An SHA letter says the conditions at the Co-op Refinery's temporary worker camp are adequate to deal with COVID-19, after the City of Regina requested an investigation into conditions there last month. (Aldo Columpsi/CBC)

The temporary work camps at the Co-op Refinery Complex in Regina are adequate to mitigate the spread of COVID-19, according to a letter issued by a Saskatchewan Health Authority manager.

A report on camp conditions was called for by the City of Regina last month, as regulations concerning gathering sizes started to come into effect as a result of COVID-19. 

Ward 3 Coun. Andrew Stevens shared a letter about the report on his Facebook page last week. In the post he said he was glad that council had requested the report. 

"They took council's motion seriously, they investigated and they found the Co-op Refinery's COVID and pandemic protocols adequate," Stevens said in an interview. 

"I was pleased, actually. I think it's in the best interest of both the public as well as workers, and the refinery itself, that the inspection took place."

Ian Harrison, an environmental public health manager with SHA, said he felt the measures taken at the work camp are adequate to mitigate the spread of COVID-19 there. 

"The employees are housed in large trailers with individual rooms and washrooms," Harrison's letter said, adding only replacement workers were allowed into the camp area.

Additional measures taken include:

  • Non-essential workers are working from home.
  • Two nurses are working on site during the day and an on-site paramedic is there after hours.
  • A physician is present each Wednesday.
  • Staff and visitors are participating in a COVID-19 screening process.
  • Staff who have returned from travel outside of Canada, or in areas with high COVID-19 rates, are asked to self-isolate for 14 days.
  • Staff in self-isolation are contacted by nursing staff every one or two days.
  • Employees are given cards that outline social distancing and key contact information.

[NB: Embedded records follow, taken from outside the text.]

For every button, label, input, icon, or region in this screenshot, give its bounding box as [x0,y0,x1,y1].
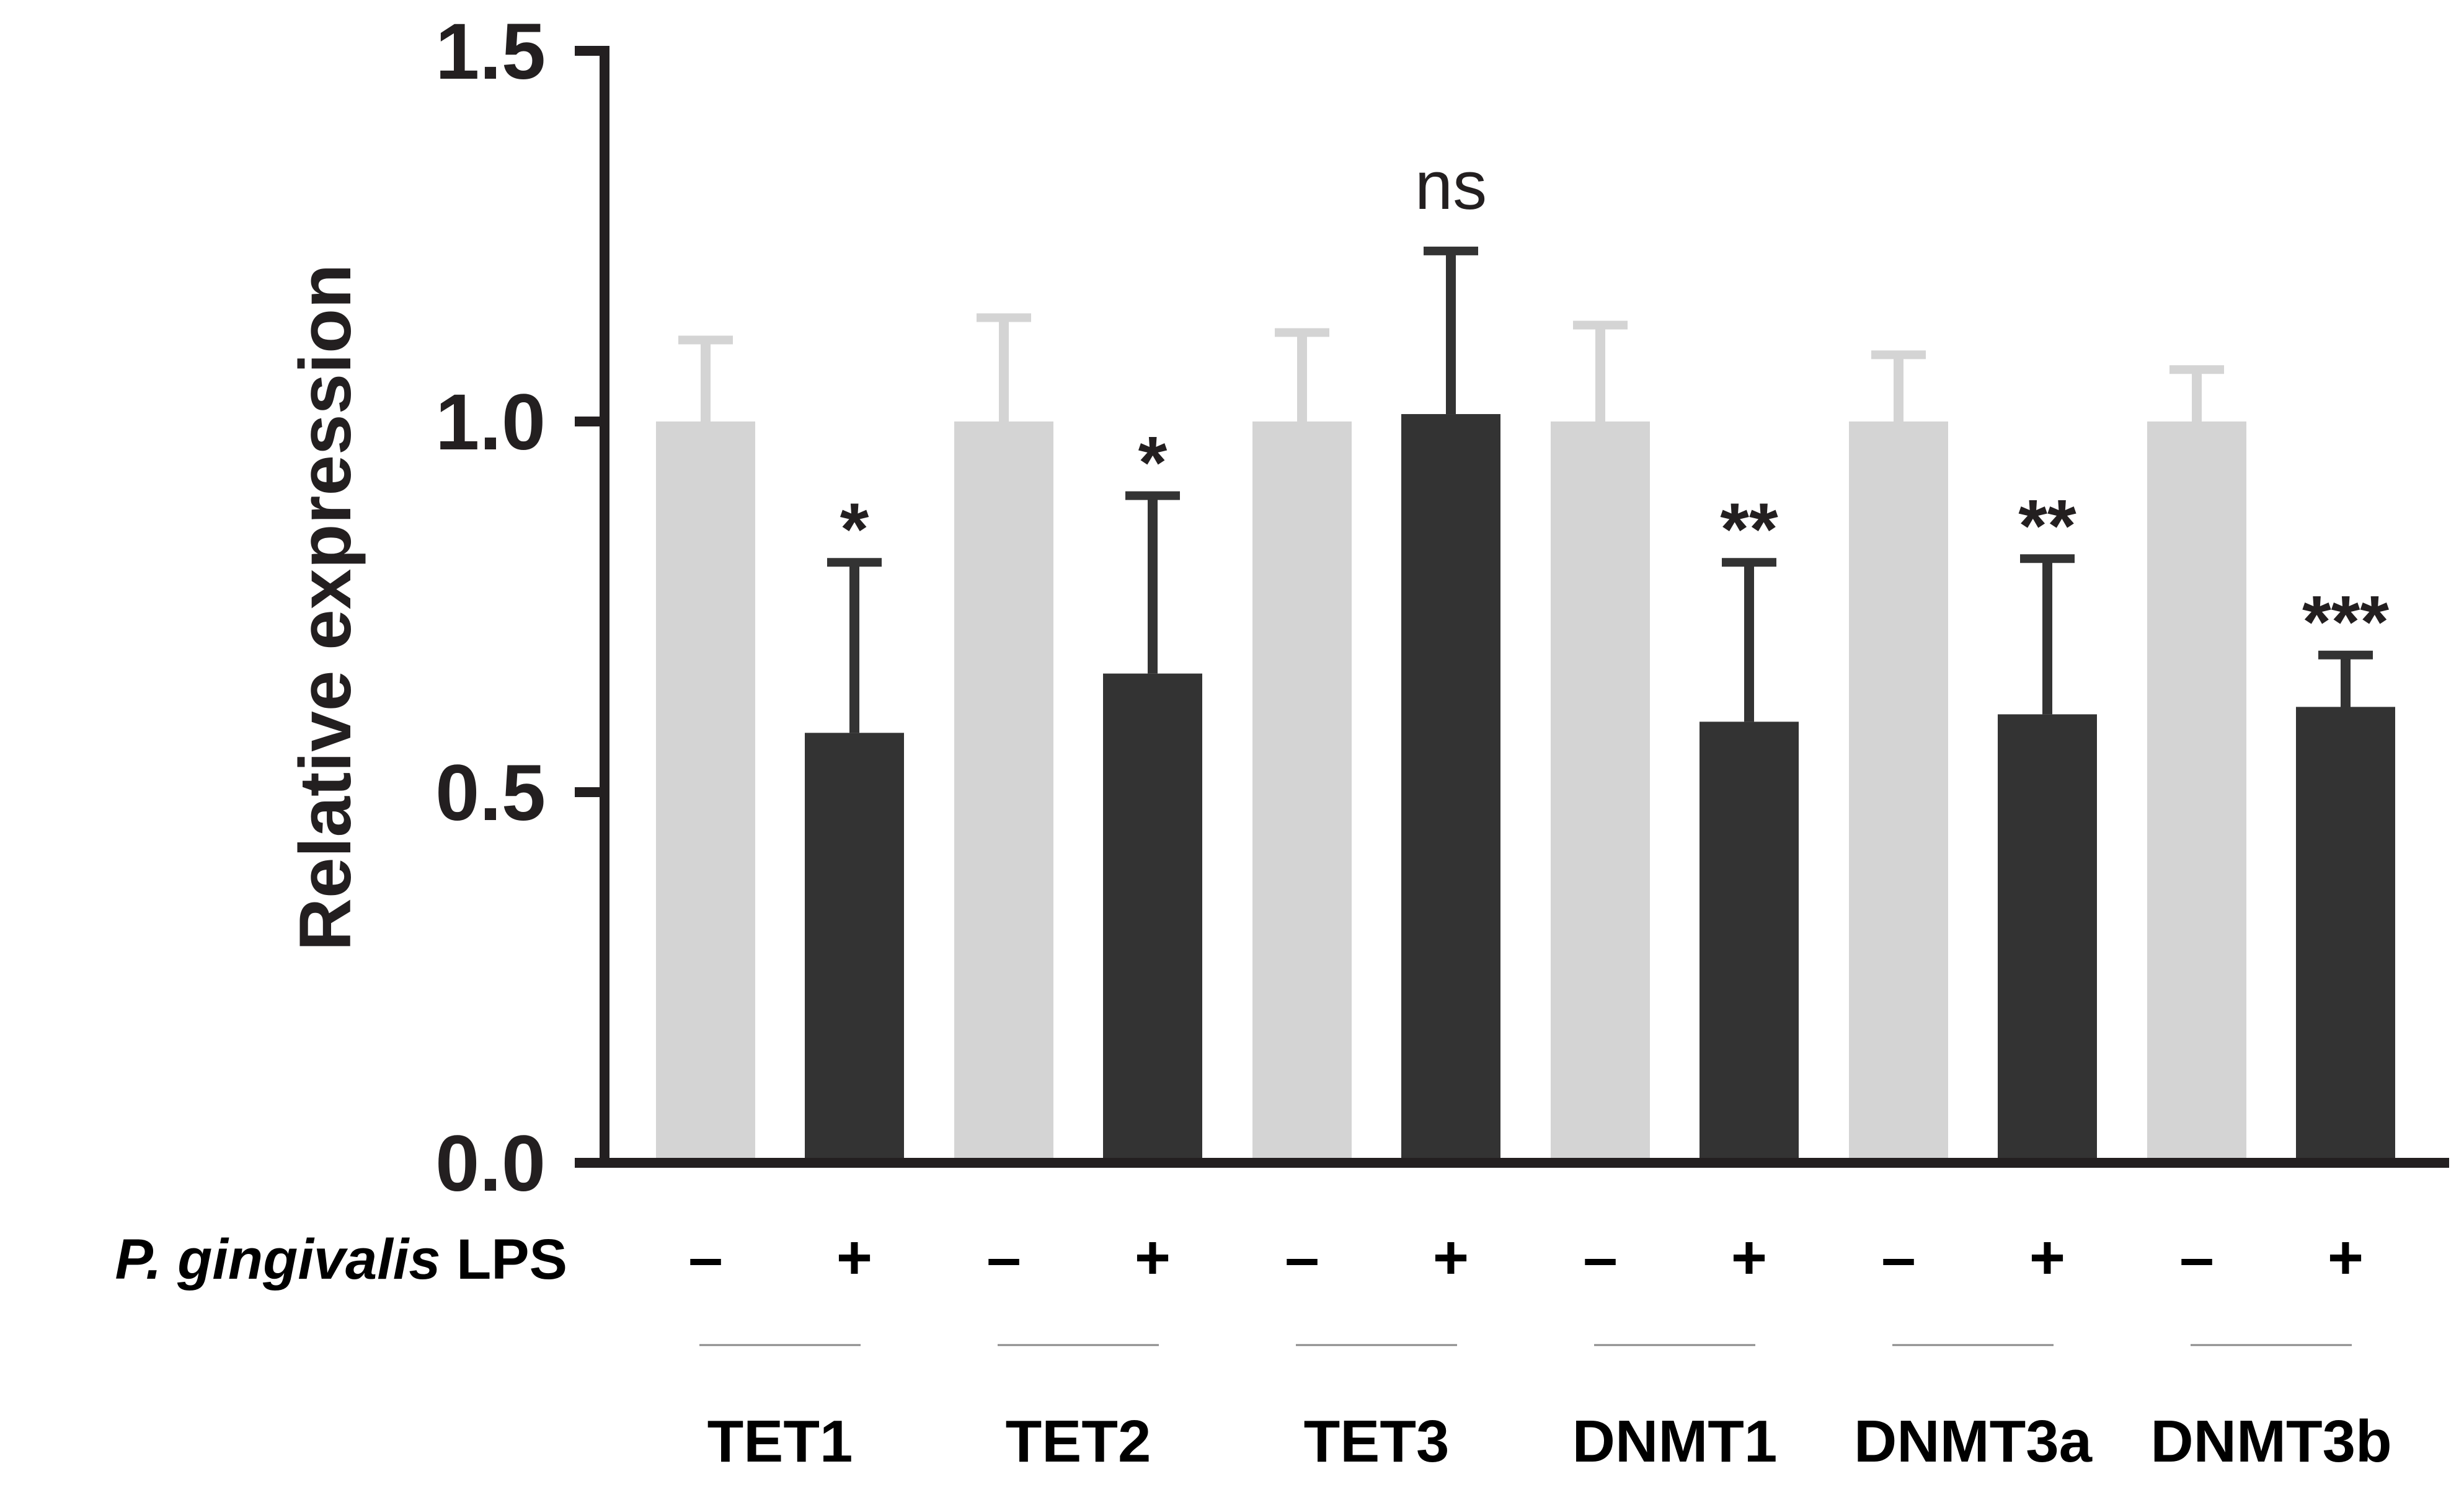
bars-layer [656,414,2395,1163]
significance-label-tet3: ns [1415,148,1487,224]
condition-sign-dnmt1-plus: + [1731,1223,1767,1292]
axes-layer [575,46,2449,1346]
bar-tet1-control [656,421,755,1163]
condition-sign-tet3-minus: – [1285,1223,1319,1292]
condition-sign-tet1-minus: – [688,1223,723,1292]
error-bars-layer [678,246,2373,733]
y-tick-label-1.5: 1.5 [435,7,546,96]
significance-label-tet2: * [1138,421,1168,505]
significance-label-tet1: * [840,488,869,571]
condition-sign-dnmt3a-minus: – [1881,1223,1916,1292]
condition-label-organism: P. gingivalis [115,1228,441,1291]
condition-sign-tet2-plus: + [1135,1223,1171,1292]
significance-label-dnmt3b: *** [2302,581,2389,664]
condition-label-treatment: LPS [441,1228,567,1291]
bar-dnmt3b-control [2147,421,2246,1163]
bar-tet3-lps [1401,414,1500,1163]
significance-label-dnmt1: ** [1720,488,1778,571]
condition-sign-dnmt3a-plus: + [2029,1223,2065,1292]
y-tick-label-0.5: 0.5 [435,749,546,837]
bar-dnmt3a-lps [1998,714,2097,1163]
category-label-tet2: TET2 [1006,1408,1151,1475]
bar-dnmt3a-control [1849,421,1948,1163]
category-label-tet1: TET1 [707,1408,853,1475]
bar-tet2-lps [1103,673,1202,1163]
bar-dnmt3b-lps [2296,707,2395,1163]
category-label-dnmt3b: DNMT3b [2150,1408,2391,1475]
y-tick-label-1.0: 1.0 [435,378,546,467]
bar-tet1-lps [805,733,904,1163]
bar-tet3-control [1252,421,1352,1163]
condition-label: P. gingivalis LPS [115,1228,567,1291]
category-label-tet3: TET3 [1304,1408,1450,1475]
category-label-dnmt3a: DNMT3a [1854,1408,2093,1475]
bar-dnmt1-lps [1700,721,1799,1163]
y-tick-label-0.0: 0.0 [435,1119,546,1208]
condition-sign-dnmt3b-minus: – [2179,1223,2214,1292]
category-label-dnmt1: DNMT1 [1572,1408,1778,1475]
condition-sign-tet1-plus: + [836,1223,872,1292]
y-axis-title: Relative expression [285,264,366,951]
condition-sign-tet2-minus: – [986,1223,1021,1292]
bar-dnmt1-control [1551,421,1650,1163]
condition-sign-dnmt1-minus: – [1583,1223,1618,1292]
bar-tet2-control [954,421,1053,1163]
condition-sign-tet3-plus: + [1433,1223,1469,1292]
significance-label-dnmt3a: ** [2018,484,2076,567]
condition-sign-dnmt3b-plus: + [2328,1223,2364,1292]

Harrison's letter said personal protective equipment and hand sanitizer is available for use on site. Fitness areas have been closed. Water fountains have been taken out of service. 

The letter said buses used to transport staff that normally seat 50 people are transporting 15 people at a time.

A letter about the inspector's visit, published by the Co-op Refinery Complex, said the SHA provided some recommendations, which will be implemented.

Stevens said he was pleased that the SHA and Occupational Health and Safety made the recommendations and that they told council they'd be following up to ensure those protocols are in place.

"It is believed our current utilization of the camp provides us with the safest options for executing our overall response to the pandemic," the complex's letter said.

Sick staff to be taken to local hotel

Plans are in place to transport sick staff to the DoubleTree hotel in Regina in the event they fall ill. The letter said inspectors are following up with the hotel to review its procedures.

"No staff have yet been sent to the hotel, although they do have a few staff with colds and other non-COVID symptoms," the letter said.

Stevens said he was surprised that workers would end up at the hotel. He said that decision speaks to things being cobbled together.

"This is one of the big dilemmas and problems with having a replacement worker camp to begin with, is you're dealing with likely hundreds of people who are not from the city," Stevens said. 

"You have to find a place for them on a normal day, never mind in the midst of a pandemic."

He said the decision to use a hotel as a temporary shelter for sick employees is a bit puzzling, but he was pleased the SHA was able to identify it and that they would follow up to ensure protocols were in place there.

A van, which will be sanitized after each use, is on standby and ready to take ill workers to the hotel if needed.